No that is not working, I am again getting garbage values inside kernel.
But one interesting thing - by mistake once i was copying a structure pointer (that i initialized in host and then set the elements in device, elements by elements like i did earlier) to a pointer that i allocated in device (like you were doing).
and surprisingly that was working but only when i was doing “cudaMemcpyHostToDevice” without any Memcopy error.
but again when i tried “cudaMemcpyDeviceToDevice” (which is the right way, i guess ** ) it was again not working.
Any Idea.
Please let me know if my English was not clear.
**
since when i allocate memory of all elements of any structure (elements by elements ) in Device, the entire structure has to be on the device (am i right ? ). So when i copy such struct to a struct define by your method it should be Device to Device type (i am not so clear with this point)
But In my case, i am getting garbage values, the moment when i try to access (->) the elements inside kernel. Allocation in global is not problem. As i get the element back to host memory if i dont go inside the kernel, but when it goes inside the kernel it is giving me garbage values.
testStruct *h_sn = new testStruct; // declaring host struct
testStruct *d_sn = new testStruct; // declaring device struct
setNull(h_sn); // initialising each elements to null
setNull(d_sn); // initialising each elements to null for device
//testStruct d_sn;
size_t sizeP = 4*sizeof(float); // size of array
initStruct(h_sn); // allocating memory for each elements in the host
MallocCUDDA(d_sn, sizeP); // allocating memory for each elements in the device
for(int i=0; i<4;i++)
{
h_sn->p00[i] = float(i+10) ; // passing same values to each host elements
h_sn->p50[i] = float(i*4) ;
}
cuddaMemCopy(d_sn, h_sn, sizeP); // copying each elements from host to device
goCuda(d_sn); // passing the device struct to cuda
free(h_sn->p00); free(h_sn->p50);
cudaFree(d_sn->p00);cudaFree(d_sn->p50);
/*h_sn.p00 = new float[4];
h_sn.p50 = new float[4];*/
/*
cudaMalloc((void**)&d_sn.p00, sizeP);
cudaMalloc((void**)&d_sn.p50, sizeP);
int arry[4][4];
arry[0][1] = 2222222;
float a = 20.0;
cudaMemcpy(d_sn.p00, h_sn.p00, sizeP,cudaMemcpyHostToDevice);
cudaMemcpy(d_sn.p50, h_sn.p50, sizeP,cudaMemcpyHostToDevice);
for(int i=0; i<4;i++)
cout << h_sn.p00[i] << endl;
goCuda(d_sn, arry);
when i try to copy d_sn which is an device struct pointer using cudaMemcpyHostToDevice it is working but if i use cudaMemcpyDeviceToDevice it is not working.

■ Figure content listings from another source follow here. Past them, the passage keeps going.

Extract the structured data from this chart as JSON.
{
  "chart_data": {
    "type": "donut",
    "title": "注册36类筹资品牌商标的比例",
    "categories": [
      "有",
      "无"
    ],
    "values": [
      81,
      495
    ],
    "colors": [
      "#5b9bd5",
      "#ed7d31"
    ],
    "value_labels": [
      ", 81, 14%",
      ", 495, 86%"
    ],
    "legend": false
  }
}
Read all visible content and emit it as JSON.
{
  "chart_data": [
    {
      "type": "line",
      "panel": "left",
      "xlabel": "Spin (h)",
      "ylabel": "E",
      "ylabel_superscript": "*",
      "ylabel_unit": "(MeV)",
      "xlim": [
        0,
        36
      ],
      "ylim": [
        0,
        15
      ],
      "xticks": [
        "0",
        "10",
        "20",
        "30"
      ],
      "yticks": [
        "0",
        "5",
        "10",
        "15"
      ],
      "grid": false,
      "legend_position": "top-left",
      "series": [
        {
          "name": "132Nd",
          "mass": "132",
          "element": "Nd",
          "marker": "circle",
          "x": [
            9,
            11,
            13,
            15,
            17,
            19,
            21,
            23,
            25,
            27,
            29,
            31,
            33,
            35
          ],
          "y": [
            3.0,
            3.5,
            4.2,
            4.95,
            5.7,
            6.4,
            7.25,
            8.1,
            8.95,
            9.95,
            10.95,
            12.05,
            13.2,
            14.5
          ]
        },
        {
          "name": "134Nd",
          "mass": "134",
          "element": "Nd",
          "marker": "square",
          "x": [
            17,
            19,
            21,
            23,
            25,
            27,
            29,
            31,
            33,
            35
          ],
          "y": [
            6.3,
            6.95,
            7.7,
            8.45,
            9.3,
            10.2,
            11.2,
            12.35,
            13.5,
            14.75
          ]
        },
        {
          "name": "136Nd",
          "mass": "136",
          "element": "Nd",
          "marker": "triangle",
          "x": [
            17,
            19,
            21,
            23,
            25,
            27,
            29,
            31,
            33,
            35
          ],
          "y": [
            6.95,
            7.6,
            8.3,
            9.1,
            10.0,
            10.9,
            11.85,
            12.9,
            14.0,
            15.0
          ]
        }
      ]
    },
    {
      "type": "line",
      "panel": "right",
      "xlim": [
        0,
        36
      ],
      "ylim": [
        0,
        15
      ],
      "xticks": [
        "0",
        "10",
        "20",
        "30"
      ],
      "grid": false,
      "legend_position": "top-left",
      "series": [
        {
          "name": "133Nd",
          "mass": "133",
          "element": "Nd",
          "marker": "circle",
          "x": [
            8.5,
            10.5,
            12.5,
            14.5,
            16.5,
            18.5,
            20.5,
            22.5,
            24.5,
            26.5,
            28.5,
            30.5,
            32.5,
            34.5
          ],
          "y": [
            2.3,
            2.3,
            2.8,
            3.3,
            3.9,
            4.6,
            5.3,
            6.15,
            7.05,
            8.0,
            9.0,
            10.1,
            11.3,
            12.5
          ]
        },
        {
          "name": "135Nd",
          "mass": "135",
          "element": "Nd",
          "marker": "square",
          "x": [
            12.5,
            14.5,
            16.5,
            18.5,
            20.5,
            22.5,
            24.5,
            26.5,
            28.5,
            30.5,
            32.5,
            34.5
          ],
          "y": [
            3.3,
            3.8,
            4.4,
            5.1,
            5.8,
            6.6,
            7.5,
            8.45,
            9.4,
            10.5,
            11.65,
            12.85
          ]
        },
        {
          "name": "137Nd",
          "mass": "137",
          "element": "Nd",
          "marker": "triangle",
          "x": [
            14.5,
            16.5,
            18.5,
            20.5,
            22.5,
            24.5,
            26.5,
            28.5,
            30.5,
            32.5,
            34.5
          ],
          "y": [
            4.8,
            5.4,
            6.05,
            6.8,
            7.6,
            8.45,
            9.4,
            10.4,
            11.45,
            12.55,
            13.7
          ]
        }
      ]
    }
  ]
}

and if i use the h_sn pointer i get no values.
It is quite a tedious job but if you simply copy the codes in three files -
commonStruct.h - and put the struct there
main.cpp - and copy the main code there
cudaSolver.cu - and copy the cuda Code - It is definitely going to give testing platform in ur new VC++ project.
Please let me know if something is not understandable.
But anyway I want to thank you for all the help from your side.
I was also explaining something like this to myself, fortunately your point bolster my assumption.
Since allocation was done on host, the copy should be from host to device, OK.
But now coming back to your example, where your both host pointer struct and its elements are on host (which is h_sn in my case) is getting passed to the device when i do copy struct, no doubt.
But when i pass the pointer as argument in the kernel i am getting garbage values.
In short i mean copying a entire true (who truly resides on host) host struct to deivce is not working inside kernel.